I always appreciate your thoughtful posts.
Now I’m going to go read Rogue Bambi’s blog, because I too am one of those freakish chicks with a higher libido than my man has. :-/
Welcome, Kiki, though I have little in the way of solace. And I’m not playing with chastity. On purpose anyway. 🙂
Ps. I don’t really think it’s freakish at all!
I’m not playing with chastity either. That was two months ago and my partner is indicating that he isn’t that into it right now.
The reason I think it is “freakish” is that I am constantly being told that “men want it all the time” and “men always want sex more than women” etc etc ad nauseum. This is simply not the case in my relationship. Most of the time I am ok with this, but sometimes it really, really gets to me and I feel undesirable and sad.
What you said about “if he’s not into it then it’s no good for me” really resonated. So I look forward to checking out your blog. We’re not a BDSM couple (although we do play that way occasionally, we are both switches). Sometimes I think it would be easier if we were more official about it. Because, the fact of the matter is that the one who wants it less is in charge. Period, end of sentence. And I have no desire to be in chastity, to be denied. It’s not hot for me.
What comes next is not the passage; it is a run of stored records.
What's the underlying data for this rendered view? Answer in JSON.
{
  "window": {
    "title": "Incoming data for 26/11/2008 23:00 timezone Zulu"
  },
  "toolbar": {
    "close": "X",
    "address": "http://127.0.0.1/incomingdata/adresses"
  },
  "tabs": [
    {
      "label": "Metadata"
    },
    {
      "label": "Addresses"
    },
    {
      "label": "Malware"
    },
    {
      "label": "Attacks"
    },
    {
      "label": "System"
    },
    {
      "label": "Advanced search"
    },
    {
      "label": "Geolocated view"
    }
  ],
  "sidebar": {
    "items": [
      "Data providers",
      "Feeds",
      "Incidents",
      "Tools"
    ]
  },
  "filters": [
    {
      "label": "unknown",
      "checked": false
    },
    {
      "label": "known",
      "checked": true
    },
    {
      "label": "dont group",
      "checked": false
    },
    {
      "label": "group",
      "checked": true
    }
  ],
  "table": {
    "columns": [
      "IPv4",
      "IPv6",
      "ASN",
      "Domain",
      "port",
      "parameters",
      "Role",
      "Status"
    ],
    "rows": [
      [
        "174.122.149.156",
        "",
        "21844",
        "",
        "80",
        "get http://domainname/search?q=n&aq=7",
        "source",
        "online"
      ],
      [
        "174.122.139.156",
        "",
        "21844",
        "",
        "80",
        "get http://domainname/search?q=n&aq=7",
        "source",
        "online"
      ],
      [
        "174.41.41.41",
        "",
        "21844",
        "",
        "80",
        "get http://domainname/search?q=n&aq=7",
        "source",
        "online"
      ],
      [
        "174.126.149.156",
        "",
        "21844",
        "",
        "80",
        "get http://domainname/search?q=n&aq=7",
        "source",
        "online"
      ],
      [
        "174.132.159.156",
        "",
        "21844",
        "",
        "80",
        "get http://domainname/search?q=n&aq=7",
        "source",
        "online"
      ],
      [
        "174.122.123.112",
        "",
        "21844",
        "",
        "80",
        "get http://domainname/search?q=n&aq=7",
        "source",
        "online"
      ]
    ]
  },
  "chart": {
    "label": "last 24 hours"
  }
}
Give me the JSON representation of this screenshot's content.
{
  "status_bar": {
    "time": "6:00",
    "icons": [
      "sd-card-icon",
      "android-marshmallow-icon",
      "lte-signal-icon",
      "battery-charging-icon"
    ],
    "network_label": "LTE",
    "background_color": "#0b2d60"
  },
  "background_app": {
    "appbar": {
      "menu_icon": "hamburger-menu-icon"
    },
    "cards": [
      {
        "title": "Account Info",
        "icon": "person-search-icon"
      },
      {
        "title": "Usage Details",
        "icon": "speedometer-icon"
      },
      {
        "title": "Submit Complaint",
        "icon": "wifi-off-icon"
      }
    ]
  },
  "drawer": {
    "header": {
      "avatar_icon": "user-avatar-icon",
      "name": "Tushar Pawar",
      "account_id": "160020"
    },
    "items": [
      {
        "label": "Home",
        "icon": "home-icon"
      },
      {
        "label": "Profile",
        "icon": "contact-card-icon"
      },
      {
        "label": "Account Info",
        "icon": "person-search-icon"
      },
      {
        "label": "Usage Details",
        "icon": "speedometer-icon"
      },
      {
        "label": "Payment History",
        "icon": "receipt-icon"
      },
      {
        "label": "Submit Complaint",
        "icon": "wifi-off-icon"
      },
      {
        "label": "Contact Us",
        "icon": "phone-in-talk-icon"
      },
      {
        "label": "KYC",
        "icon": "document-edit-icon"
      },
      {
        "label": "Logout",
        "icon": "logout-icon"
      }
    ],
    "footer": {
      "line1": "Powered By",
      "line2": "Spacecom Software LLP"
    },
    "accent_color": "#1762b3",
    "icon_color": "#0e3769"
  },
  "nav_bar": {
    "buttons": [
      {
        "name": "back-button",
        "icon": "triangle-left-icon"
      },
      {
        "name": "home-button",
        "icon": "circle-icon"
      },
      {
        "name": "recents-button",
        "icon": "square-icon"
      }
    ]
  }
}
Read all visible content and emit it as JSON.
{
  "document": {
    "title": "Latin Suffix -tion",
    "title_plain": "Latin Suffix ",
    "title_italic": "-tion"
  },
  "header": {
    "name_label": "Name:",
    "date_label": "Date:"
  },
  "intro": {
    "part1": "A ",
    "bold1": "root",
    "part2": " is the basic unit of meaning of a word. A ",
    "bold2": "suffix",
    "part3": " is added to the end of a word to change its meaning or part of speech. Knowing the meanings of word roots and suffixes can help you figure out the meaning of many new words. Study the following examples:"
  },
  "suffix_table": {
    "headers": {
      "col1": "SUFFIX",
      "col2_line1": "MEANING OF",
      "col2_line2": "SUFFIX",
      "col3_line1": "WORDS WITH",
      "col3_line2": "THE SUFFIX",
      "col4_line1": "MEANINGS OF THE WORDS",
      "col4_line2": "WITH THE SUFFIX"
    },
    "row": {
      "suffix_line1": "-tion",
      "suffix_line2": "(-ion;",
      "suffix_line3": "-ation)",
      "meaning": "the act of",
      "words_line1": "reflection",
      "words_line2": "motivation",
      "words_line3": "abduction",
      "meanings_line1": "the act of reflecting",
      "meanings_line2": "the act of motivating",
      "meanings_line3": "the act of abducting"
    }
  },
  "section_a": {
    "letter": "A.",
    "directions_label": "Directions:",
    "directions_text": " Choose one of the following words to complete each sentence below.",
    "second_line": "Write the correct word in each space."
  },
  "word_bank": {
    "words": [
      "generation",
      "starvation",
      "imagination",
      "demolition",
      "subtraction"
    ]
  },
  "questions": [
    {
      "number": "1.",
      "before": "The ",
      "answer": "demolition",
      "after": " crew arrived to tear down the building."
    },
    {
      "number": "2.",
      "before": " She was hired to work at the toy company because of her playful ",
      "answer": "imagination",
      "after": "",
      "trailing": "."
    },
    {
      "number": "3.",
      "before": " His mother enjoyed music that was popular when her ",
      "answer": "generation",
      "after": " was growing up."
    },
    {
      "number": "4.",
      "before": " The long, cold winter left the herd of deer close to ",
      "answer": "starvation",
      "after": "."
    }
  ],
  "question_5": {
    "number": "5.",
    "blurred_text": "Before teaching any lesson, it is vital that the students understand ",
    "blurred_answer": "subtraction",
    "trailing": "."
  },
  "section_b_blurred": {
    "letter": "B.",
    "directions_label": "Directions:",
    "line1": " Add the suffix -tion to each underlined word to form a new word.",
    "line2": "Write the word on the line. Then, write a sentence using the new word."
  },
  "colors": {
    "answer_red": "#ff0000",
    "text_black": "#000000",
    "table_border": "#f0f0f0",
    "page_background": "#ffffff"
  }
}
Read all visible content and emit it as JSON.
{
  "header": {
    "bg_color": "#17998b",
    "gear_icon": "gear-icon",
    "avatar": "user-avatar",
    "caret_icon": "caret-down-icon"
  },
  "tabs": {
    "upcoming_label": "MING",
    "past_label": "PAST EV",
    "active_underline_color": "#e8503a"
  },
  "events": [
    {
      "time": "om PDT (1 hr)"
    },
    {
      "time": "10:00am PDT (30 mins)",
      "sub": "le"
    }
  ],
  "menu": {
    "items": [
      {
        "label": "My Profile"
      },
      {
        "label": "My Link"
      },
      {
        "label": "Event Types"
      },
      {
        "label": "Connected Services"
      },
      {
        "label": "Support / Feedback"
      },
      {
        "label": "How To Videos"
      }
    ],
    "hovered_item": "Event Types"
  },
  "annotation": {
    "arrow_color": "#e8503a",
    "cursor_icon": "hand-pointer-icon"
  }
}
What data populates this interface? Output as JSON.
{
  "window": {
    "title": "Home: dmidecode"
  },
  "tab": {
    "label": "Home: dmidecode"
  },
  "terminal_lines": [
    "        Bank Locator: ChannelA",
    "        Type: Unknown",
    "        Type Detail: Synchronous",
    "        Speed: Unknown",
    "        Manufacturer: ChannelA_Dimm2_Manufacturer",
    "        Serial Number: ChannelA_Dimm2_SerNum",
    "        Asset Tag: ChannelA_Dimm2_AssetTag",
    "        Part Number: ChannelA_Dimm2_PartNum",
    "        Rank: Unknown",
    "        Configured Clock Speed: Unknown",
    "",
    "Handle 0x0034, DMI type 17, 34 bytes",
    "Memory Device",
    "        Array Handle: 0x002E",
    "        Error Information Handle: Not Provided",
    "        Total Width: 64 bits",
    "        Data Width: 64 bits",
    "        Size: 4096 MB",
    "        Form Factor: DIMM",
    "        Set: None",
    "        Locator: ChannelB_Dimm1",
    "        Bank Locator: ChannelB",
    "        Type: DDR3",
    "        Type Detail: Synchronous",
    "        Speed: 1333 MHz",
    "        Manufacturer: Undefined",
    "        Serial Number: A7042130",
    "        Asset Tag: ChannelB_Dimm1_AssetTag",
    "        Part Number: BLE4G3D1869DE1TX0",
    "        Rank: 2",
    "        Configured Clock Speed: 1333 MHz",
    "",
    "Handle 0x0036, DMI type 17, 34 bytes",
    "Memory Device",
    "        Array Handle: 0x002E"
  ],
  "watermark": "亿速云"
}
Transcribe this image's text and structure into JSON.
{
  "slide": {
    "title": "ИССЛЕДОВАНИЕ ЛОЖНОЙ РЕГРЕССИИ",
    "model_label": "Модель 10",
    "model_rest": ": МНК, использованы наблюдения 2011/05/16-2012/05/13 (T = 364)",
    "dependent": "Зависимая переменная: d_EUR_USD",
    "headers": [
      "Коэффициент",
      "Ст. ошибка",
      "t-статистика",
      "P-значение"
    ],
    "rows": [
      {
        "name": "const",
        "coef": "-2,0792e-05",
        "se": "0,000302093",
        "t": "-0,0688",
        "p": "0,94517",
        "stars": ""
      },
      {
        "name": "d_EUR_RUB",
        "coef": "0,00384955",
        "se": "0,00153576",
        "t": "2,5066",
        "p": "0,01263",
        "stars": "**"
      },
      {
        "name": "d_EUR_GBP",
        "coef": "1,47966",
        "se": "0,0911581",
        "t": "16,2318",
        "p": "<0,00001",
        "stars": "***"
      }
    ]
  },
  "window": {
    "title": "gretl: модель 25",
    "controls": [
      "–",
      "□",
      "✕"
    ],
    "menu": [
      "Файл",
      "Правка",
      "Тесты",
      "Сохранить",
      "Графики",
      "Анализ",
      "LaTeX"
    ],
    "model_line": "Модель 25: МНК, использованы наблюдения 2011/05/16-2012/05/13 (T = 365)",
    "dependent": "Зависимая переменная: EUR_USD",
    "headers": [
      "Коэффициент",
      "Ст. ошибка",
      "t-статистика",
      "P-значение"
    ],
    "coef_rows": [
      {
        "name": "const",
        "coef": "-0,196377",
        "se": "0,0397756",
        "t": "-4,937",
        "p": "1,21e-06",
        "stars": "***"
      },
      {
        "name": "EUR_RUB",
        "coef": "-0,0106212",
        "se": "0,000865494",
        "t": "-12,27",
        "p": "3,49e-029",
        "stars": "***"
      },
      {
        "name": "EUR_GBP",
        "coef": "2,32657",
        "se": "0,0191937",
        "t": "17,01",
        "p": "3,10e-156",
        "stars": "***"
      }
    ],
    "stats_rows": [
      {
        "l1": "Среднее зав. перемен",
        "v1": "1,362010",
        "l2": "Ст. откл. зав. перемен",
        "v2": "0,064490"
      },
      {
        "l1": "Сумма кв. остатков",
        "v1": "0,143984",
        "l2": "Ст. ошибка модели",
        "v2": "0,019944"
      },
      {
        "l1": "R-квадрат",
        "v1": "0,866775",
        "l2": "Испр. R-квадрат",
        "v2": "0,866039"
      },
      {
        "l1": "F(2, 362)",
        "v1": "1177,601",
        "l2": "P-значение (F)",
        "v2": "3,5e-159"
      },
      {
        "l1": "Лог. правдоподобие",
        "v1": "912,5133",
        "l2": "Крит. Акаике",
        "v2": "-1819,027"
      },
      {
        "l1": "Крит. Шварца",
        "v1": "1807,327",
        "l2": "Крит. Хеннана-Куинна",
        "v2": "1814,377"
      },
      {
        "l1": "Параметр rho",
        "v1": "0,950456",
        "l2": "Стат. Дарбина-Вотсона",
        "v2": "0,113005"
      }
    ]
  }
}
Anyway, this isn’t my blog so I will shut up now. Thanks for the response.
I suggested it to Belle so, therefore, I’m a bottomtopper (or whatever). In fact, it was a suggestion. I brought it up but also made clear to her that it was nothing more than a suggestion that she could decide to disregard or modify or whatever.
This is why I’ve pretty much distanced myself from the entire d/s paradigm. It’s perfectly fine for you to suggest something that sounds interesting because you are part of a relationship. It’s perfectly acceptable to do things that work for the both of you.
“Honey, I’d like to…” is not topping, it’s communicating. Why do some people have such a difficult time with this?